Lisa est menteuse mais Lisa est courageuse. Son mensonge a coûté beaucoup trop cher à l’accusé – qui a écopé d’une peine de prison de dix ans en première instance- mais ce n’était pas l’axe de réflexion, c’est vrai.
J’ai beaucoup aimé l’écriture de l’auteure, tonique et précise, le récit est clair, limpide. Pascale Robert-Diard -chroniqueuse judiciaire au Monde – connait bien les arcanes de la justice, et nous tient en haleine, dans les coulisses de la loi.
Un moment du livre rempli d’émotions : les dépositions des deux professeurs et du directeur.
Alice Keridreux l’avocate est un personnage bien campé et attachante… On pense avec elle…
J’aurais aimé que la discussion avec Adèle, la petite amie de son fils soit plus étoffée, plus argumentée que « traiter de conne une fille plus jeune qu’elle au prétexte qu’elle allait nuire à la parole des femmes » p125..
J’ai adoré la plaidoirie qui sonne juste.
Un bémol : le titre qui dévoile l’intrigue.
L’avez-vous lu ? S’il est dans votre WL, sortez-le.
Pascale Robert-Diard. EAN : 9782378802998 – 216 pages L’ ICONOCLASTE (18/08/2022)
La malediction d’Edgar de Marc Dugain
A la suite de « Ils vont tuer Robert Kennedy », je me suis lancée dans la lecture de cet ouvrage.
J’aime bcp l’écriture de Marc Dugain et ses sujets de livres. Celui-ci ne fait pas exception, j’ai adoré ! Lu quasiment d’un trait !

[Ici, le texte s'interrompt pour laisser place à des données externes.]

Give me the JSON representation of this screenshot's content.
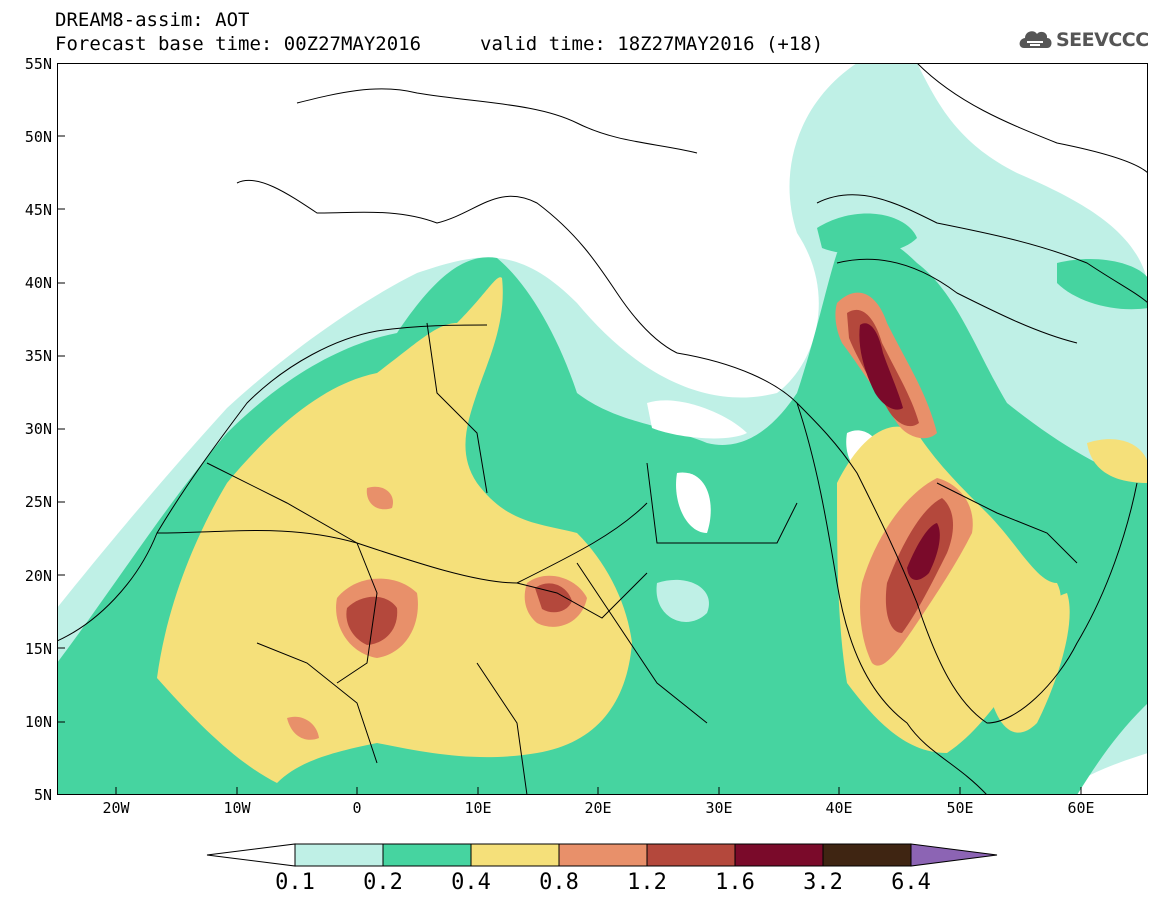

John Edgar Hoover raconté par son numéro 2 et amant Clyde Tolson. Edgar l’indéboulonnable, a dirigé le FBI sous 8 présidences – de Coolidge à Nixon – 18 Ministres de la Justice – 48 ans de pouvoir. Et quel pouvoir ! Bien sûr, c’est un journal romancé, mais ce roman richement documenté raconte aussi l’histoire des Etats-Unis : crise des missiles, baie des cochons, Vietnam, maccarthisme, les Kennedy père et fils, Martin Luther King, la mafia, Marylin, Sinatra, Watergate, CIA…
J’ai aimé – même si je ne vois pas le lien avec le FBI – l’exposé sur la pensée de Camus (chapitre 34)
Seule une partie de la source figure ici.